Positivity constraints on the low-energy constants of the chiral pion–nucleon Lagrangian

Abstract

Positivity constraints on the pion-nucleon scattering amplitude are derived in this article with the help of general S-matrix arguments, such as analyticity, crossing symmetry and unitarity, in the upper part of Mandelstam triangle, R. Scanning inside the region R, the most stringent bounds on the chiral low energy constants of the pion-nucleon Lagrangian are determined. When just considering the central values of the fit results from covariant baryon chiral perturbation theory using extended-on-mass-shell scheme, it is found that these bounds are well respected numerically both at O(p^3) and O(p^4) level. Nevertheless, when taking the errors into account, only the O(p^4) bounds are obeyed in the full error interval, while the bounds on O(p^3) fits are slightly violated.
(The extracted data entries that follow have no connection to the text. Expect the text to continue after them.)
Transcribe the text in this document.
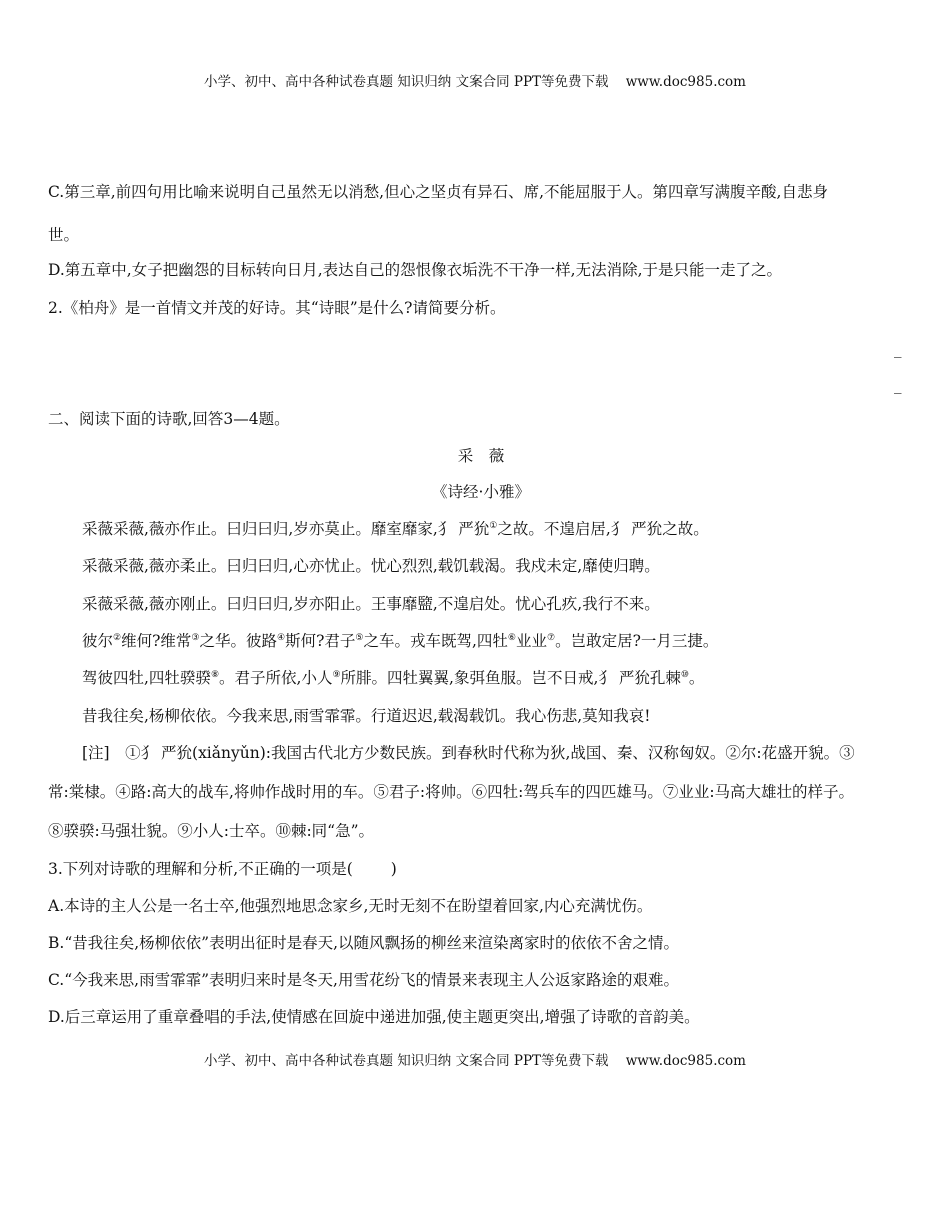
小学、初中、高中各种试卷真题 知识归纳 文案合同 PPT等免费下载 www.doc985.com
C.第三章,前四句用比喻来说明自己虽然无以消愁,但心之坚贞有异石、席,不能屈服于人。第四章写满腹辛酸,自悲身
世。
D.第五章中,女子把幽怨的目标转向日月,表达自己的怨恨像衣垢洗不干净一样,无法消除,于是只能一走了之。
2.《柏舟》是一首情文并茂的好诗。其“诗眼”是什么?请简要分析。
_
_
二、阅读下面的诗歌,回答3—4题。
采　薇
《诗经·小雅》
采薇采薇,薇亦作止。曰归曰归,岁亦莫止。靡室靡家,犭 严狁①之故。不遑启居,犭 严狁之故。
采薇采薇,薇亦柔止。曰归曰归,心亦忧止。忧心烈烈,载饥载渴。我戍未定,靡使归聘。
采薇采薇,薇亦刚止。曰归曰归,岁亦阳止。王事靡盬,不遑启处。忧心孔疚,我行不来。
彼尔②维何?维常③之华。彼路④斯何?君子⑤之车。戎车既驾,四牡⑥业业⑦。岂敢定居?一月三捷。
驾彼四牡,四牡骙骙⑧。君子所依,小人⑨所腓。四牡翼翼,象弭鱼服。岂不日戒,犭 严狁孔棘⑩。
昔我往矣,杨柳依依。今我来思,雨雪霏霏。行道迟迟,载渴载饥。我心伤悲,莫知我哀!
[注]　①犭 严狁(xiǎnyǔn):我国古代北方少数民族。到春秋时代称为狄,战国、秦、汉称匈奴。②尔:花盛开貌。③
常:棠棣。④路:高大的战车,将帅作战时用的车。⑤君子:将帅。⑥四牡:驾兵车的四匹雄马。⑦业业:马高大雄壮的样子。
⑧骙骙:马强壮貌。⑨小人:士卒。⑩棘:同“急”。
3.下列对诗歌的理解和分析,不正确的一项是( )
A.本诗的主人公是一名士卒,他强烈地思念家乡,无时无刻不在盼望着回家,内心充满忧伤。
B.“昔我往矣,杨柳依依”表明出征时是春天,以随风飘扬的柳丝来渲染离家时的依依不舍之情。
C.“今我来思,雨雪霏霏”表明归来时是冬天,用雪花纷飞的情景来表现主人公返家路途的艰难。
D.后三章运用了重章叠唱的手法,使情感在回旋中递进加强,使主题更突出,增强了诗歌的音韵美。
小学、初中、高中各种试卷真题 知识归纳 文案合同 PPT等免费下载 www.doc985.com
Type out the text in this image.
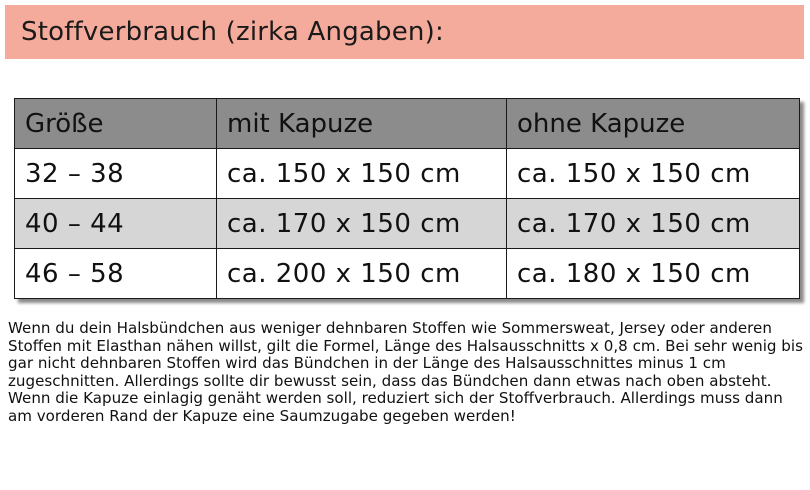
Stoffverbrauch (zirka Angaben):
Größe	mit Kapuze	ohne Kapuze
32 – 38	ca. 150 x 150 cm	ca. 150 x 150 cm
40 – 44	ca. 170 x 150 cm	ca. 170 x 150 cm
46 – 58	ca. 200 x 150 cm	ca. 180 x 150 cm

Wenn du dein Halsbündchen aus weniger dehnbaren Stoffen wie Sommersweat, Jersey oder anderen Stoffen mit Elasthan nähen willst, gilt die Formel, Länge des Halsausschnitts x 0,8 cm. Bei sehr wenig bis gar nicht dehnbaren Stoffen wird das Bündchen in der Länge des Halsausschnittes minus 1 cm zugeschnitten. Allerdings sollte dir bewusst sein, dass das Bündchen dann etwas nach oben absteht. Wenn die Kapuze einlagig genäht werden soll, reduziert sich der Stoffverbrauch. Allerdings muss dann am vorderen Rand der Kapuze eine Saumzugabe gegeben werden!
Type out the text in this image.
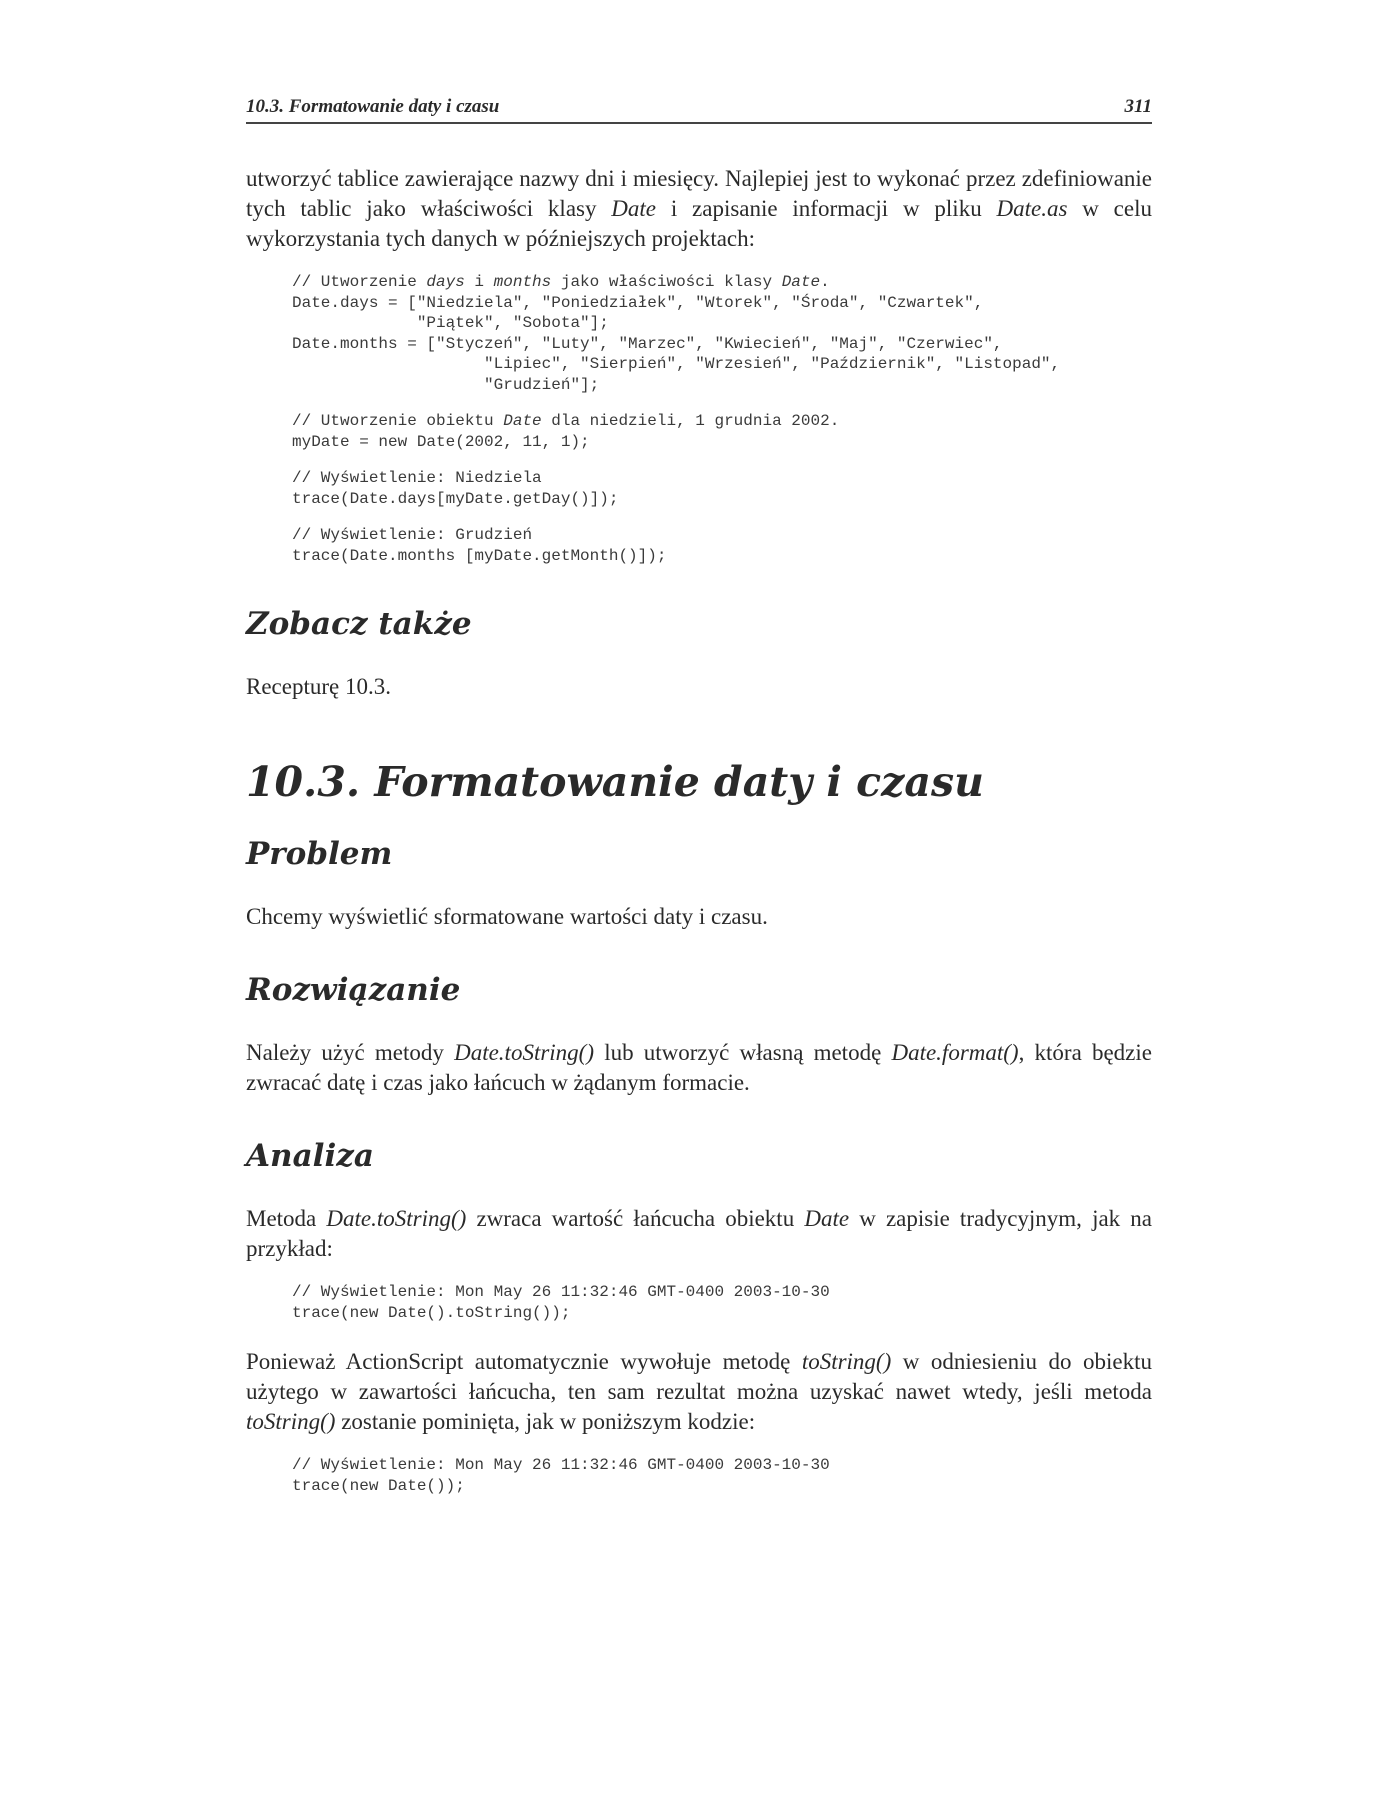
10.3. Formatowanie daty i czasu	311

utworzyć tablice zawierające nazwy dni i miesięcy. Najlepiej jest to wykonać przez zdefiniowanie tych tablic jako właściwości klasy Date i zapisanie informacji w pliku Date.as w celu wykorzystania tych danych w późniejszych projektach:

// Utworzenie days i months jako właściwości klasy Date.
Date.days = ["Niedziela", "Poniedziałek", "Wtorek", "Środa", "Czwartek",
"Piątek", "Sobota"];
Date.months = ["Styczeń", "Luty", "Marzec", "Kwiecień", "Maj", "Czerwiec",
"Lipiec", "Sierpień", "Wrzesień", "Październik", "Listopad",
"Grudzień"];
// Utworzenie obiektu Date dla niedzieli, 1 grudnia 2002.
myDate = new Date(2002, 11, 1);
// Wyświetlenie: Niedziela
trace(Date.days[myDate.getDay()]);
// Wyświetlenie: Grudzień
trace(Date.months [myDate.getMonth()]);
Zobacz także

Recepturę 10.3.

10.3. Formatowanie daty i czasu
Problem

Chcemy wyświetlić sformatowane wartości daty i czasu.

Rozwiązanie

Należy użyć metody Date.toString() lub utworzyć własną metodę Date.format(), która będzie zwracać datę i czas jako łańcuch w żądanym formacie.

Analiza

Metoda Date.toString() zwraca wartość łańcucha obiektu Date w zapisie tradycyjnym, jak na przykład:

// Wyświetlenie: Mon May 26 11:32:46 GMT-0400 2003-10-30
trace(new Date().toString());

Ponieważ ActionScript automatycznie wywołuje metodę toString() w odniesieniu do obiektu użytego w zawartości łańcucha, ten sam rezultat można uzyskać nawet wtedy, jeśli metoda toString() zostanie pominięta, jak w poniższym kodzie:

// Wyświetlenie: Mon May 26 11:32:46 GMT-0400 2003-10-30
trace(new Date());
If one disregards loop contributions, the bounds always fail in certain regions of R. Thus, at a given chiral order these terms are not numerically negligible and one needs to consider all possible contributions, i.e., both tree-level and loop diagrams. We have provided the constraints for special points in R where the bounds are nearly optimal in terms of just a few chiral couplings, which can be easily implemented and employed to constrain future analyses. Some issues about calculations with an explicit Delta(1232) resonance are also discussed.